Lake Superior Watercolor Society
A prestigious watercolor society will open its doors next month and offer membership to a select few.
Then gather together three quality slides of recent paintings, a short statement about yourself and your work, and apply.
One caution -- the Lake Superior Watercolor Society is discriminating about whom it invites into its midst.
"We want people with developed skills," said Wendy Rouse, president. "We're looking more for artists who are established a little bit."
That requirement is at the base of this organization that was founded more than 20 years ago by two well-established watercolorists in the Twin Ports -- Cheng Kee Chee, and John Salminen -- said Joyce Gow, 76, who is a charter member of the watercolor society.
"It was a kind of a work-study program back then," she said. "We had 12 members and, at the time, we always showed at the Tweed. Mr. Chee was encouraging others to get involved with watercolors, to study, compete and improve. My primary interest was to acquire enough skills so I could compete on a national level, because I didn't have a degree in art. I was just a housewife that started painting."
Gow and Jan Hartley, who has been a member of the Lake Superior Watercolor Society for about 20 years, both said the group has helped them grow.
Gow, for example, did make her goal of competing on a national level. Over the years, she has exhibited in more than 16 national juried exhibitions, where she won awards.
The critiques she received at meetings were a key to her development as a painter, she said.
Hartley, who has been a member since 1981, said that Salminen, Chee and watercolorist David Morgenstern "would really zero in on what you needed to do. You had to be there every month, and you had to bring a painting. It really forced you to keep working. Then you had to present your painting to the group. It was a great way to learn -- to have more experienced eyes look at the image and say, 'If you did this ....' It was wonderful. It was like going to school."
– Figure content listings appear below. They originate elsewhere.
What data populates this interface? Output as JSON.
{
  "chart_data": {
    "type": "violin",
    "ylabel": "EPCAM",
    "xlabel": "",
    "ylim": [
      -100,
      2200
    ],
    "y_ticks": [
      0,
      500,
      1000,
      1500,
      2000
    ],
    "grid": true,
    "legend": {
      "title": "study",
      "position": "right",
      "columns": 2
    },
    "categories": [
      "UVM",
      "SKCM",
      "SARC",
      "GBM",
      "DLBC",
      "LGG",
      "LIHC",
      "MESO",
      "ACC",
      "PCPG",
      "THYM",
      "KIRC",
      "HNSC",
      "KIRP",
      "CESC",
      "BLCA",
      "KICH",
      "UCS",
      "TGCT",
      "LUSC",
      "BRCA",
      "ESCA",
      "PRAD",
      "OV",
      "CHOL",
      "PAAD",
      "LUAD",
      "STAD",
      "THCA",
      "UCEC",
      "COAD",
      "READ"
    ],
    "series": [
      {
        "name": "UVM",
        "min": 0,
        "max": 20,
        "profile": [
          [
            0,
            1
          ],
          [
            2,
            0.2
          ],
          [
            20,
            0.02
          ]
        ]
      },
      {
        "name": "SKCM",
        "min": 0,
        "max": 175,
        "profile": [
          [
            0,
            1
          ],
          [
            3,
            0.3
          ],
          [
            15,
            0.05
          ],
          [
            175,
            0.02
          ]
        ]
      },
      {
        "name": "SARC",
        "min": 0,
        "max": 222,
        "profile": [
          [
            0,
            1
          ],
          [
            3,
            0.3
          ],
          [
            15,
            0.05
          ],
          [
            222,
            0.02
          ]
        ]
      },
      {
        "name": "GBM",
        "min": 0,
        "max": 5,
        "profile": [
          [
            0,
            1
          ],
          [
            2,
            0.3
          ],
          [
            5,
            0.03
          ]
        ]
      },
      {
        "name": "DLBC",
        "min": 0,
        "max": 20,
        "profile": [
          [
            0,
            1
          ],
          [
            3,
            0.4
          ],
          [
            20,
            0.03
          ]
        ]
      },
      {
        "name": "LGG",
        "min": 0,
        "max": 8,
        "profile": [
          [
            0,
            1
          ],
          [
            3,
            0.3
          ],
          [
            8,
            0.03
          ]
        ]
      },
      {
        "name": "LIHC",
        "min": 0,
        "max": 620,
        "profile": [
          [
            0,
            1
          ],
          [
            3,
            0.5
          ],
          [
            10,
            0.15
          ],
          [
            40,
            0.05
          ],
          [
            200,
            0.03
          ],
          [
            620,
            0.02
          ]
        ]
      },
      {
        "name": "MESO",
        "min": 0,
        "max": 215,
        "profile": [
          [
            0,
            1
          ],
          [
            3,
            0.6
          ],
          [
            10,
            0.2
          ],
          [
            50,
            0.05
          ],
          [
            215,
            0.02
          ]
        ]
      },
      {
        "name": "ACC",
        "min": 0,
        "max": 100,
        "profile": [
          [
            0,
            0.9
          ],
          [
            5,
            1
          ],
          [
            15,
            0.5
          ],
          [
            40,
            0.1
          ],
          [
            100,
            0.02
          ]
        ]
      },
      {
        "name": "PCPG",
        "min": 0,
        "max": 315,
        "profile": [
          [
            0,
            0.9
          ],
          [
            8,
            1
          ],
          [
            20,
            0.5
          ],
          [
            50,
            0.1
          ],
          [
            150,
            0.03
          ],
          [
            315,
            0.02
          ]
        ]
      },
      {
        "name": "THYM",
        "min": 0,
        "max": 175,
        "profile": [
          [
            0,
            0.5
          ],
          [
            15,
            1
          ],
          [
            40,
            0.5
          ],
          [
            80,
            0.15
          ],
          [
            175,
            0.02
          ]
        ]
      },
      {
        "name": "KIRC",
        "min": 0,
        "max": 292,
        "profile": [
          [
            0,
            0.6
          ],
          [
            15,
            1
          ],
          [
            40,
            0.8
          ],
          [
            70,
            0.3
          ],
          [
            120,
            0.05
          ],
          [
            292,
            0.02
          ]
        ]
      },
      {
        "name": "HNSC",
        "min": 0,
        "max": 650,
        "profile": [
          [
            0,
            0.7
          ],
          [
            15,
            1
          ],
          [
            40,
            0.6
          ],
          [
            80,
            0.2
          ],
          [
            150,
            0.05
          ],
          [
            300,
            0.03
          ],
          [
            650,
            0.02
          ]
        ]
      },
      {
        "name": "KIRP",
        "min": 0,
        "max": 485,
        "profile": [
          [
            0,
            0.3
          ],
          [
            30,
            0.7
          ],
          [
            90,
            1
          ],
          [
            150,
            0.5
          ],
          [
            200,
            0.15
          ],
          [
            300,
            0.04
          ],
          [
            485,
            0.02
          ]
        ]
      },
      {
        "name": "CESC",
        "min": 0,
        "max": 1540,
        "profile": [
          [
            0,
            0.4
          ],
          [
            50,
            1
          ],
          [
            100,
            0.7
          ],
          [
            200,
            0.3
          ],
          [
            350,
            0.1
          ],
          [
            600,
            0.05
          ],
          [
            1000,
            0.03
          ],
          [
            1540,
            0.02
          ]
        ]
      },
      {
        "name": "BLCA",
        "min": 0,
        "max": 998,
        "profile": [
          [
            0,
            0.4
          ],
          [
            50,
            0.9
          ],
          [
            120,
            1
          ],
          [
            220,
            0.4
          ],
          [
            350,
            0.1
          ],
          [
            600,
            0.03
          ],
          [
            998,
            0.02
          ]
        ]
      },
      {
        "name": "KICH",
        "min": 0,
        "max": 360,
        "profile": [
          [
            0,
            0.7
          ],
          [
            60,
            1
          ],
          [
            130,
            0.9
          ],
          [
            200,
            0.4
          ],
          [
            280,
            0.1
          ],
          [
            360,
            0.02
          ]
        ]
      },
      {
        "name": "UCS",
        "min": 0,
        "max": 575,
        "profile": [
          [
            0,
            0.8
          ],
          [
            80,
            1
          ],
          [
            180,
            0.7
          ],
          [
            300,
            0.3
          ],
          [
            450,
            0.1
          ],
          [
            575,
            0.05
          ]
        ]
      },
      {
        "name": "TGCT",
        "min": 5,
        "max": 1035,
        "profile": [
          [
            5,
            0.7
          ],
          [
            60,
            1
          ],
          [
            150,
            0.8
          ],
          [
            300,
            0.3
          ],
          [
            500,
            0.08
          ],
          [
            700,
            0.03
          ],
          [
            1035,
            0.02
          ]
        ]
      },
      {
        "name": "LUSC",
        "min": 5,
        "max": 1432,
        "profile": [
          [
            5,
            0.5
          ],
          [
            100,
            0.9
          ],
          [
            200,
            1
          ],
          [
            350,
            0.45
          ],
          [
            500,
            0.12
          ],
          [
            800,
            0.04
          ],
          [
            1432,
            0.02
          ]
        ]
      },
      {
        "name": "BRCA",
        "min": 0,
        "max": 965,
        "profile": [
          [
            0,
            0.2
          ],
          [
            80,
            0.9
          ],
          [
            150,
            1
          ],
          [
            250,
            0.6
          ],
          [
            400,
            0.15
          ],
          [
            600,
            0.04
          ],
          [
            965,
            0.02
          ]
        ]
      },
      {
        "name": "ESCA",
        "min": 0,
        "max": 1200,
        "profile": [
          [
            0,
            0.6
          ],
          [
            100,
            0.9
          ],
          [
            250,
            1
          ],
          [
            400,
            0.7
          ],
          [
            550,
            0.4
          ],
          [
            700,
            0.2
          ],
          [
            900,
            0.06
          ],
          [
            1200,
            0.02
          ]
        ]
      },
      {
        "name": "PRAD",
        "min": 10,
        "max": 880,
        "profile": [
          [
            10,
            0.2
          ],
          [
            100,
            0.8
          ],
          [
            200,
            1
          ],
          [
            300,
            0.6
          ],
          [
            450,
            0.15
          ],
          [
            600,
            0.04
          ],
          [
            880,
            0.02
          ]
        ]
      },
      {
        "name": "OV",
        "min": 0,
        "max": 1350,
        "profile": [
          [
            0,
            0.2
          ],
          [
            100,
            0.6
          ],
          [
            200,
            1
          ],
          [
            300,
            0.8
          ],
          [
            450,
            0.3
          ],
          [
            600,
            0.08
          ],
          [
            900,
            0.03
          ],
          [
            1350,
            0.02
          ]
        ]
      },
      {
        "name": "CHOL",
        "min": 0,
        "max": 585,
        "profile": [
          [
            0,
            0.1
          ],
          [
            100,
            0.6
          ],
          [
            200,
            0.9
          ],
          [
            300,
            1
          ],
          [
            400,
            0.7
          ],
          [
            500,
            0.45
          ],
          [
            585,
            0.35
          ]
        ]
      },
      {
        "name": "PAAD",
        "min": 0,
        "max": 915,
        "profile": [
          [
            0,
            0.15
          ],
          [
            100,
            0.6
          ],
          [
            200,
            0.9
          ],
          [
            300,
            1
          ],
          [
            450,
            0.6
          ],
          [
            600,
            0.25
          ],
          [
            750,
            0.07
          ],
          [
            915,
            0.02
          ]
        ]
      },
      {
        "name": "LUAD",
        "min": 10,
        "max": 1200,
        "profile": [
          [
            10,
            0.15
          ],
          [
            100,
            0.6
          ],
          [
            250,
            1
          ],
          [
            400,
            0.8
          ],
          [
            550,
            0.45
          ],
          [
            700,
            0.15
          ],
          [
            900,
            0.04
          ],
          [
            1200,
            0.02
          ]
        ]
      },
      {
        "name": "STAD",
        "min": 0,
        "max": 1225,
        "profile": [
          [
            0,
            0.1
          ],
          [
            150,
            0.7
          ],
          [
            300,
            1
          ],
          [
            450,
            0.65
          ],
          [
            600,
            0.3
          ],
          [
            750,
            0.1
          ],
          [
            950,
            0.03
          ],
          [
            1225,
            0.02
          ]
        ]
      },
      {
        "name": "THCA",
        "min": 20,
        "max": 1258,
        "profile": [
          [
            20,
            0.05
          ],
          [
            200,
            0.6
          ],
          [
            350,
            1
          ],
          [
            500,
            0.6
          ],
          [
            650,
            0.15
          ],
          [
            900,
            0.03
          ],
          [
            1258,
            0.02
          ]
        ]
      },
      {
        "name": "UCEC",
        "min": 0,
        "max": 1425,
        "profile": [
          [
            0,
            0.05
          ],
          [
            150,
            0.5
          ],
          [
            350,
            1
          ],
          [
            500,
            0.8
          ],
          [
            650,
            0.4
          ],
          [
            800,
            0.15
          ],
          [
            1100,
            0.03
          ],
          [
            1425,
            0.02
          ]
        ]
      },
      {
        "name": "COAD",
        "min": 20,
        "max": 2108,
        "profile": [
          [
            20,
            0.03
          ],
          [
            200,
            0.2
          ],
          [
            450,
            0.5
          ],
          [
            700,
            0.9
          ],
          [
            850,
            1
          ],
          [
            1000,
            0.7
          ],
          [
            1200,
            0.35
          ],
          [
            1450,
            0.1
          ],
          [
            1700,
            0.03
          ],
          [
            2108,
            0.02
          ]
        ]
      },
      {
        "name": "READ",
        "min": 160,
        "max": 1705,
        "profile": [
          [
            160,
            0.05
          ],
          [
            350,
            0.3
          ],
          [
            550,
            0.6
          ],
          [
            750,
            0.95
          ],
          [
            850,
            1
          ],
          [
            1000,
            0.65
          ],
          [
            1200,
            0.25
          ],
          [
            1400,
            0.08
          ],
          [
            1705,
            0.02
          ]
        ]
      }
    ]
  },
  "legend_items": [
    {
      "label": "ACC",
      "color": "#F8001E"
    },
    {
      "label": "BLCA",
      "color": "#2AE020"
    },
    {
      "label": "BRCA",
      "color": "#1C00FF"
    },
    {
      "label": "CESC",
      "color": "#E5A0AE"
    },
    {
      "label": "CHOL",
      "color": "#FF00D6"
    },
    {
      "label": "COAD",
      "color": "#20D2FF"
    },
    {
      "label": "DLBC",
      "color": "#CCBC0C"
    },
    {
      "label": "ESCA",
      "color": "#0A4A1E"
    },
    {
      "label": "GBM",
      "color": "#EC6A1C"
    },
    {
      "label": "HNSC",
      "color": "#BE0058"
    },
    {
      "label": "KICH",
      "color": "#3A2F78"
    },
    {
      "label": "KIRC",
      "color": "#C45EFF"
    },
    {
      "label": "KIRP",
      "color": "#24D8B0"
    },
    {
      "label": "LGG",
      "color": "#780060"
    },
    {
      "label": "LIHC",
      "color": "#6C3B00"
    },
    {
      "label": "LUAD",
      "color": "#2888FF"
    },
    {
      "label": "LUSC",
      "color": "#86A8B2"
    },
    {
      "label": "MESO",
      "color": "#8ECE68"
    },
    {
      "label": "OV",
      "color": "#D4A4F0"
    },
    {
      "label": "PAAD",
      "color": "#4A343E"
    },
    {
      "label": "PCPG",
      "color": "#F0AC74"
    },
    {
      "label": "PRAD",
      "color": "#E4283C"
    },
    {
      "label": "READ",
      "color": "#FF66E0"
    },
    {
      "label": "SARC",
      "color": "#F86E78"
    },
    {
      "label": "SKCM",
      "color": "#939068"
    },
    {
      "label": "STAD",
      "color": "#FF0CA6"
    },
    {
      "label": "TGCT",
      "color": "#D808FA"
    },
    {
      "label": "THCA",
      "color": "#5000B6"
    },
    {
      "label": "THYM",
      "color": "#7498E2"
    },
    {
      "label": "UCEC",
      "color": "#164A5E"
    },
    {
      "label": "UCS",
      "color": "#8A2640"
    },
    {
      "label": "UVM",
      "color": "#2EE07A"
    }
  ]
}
That still holds true for the younger members of the Watercolor Society. There are more members now, 33 in all, although the group hopes to admit seven new members this year to bring the total to 40.
Everyone is encouraged to bring in new work to the monthly meetings, and on this day, there were a number of wonderful works to enjoy.
Everything from winter scenes to portraits were propped up on tables as the members went through them, exclaiming, commenting, asking questions about how an effect was made.
"I think I'm always inspired by my fellow artists," said Louise Lundin, who has been a member of the society for 12 years and lives in Hibbing. "We help each other by talking about our work."
Having the opportunity to show one's work in progress to a group of professionals is a great boon, Rouse said. "When I came back to Duluth, my aspiration was to be in the Watercolor Society," she said. "When they opened it up to new members, they let me in. My biggest goal was to have a painting to bring to the group at every meeting. That's a big part of what we do -- we show each other our paintings. Especially when you're starting out, it's just great."
It is this inspiration and learning that has kept members coming back year after year, they said.
They're also looking forward to welcoming new blood.
"It breathes new life into the organization," Hartley said.
Certainly the years she has spent with the society have helped her grow as an artist, Rouse said. "It's a good learning tool," she said. "I think it stretches us."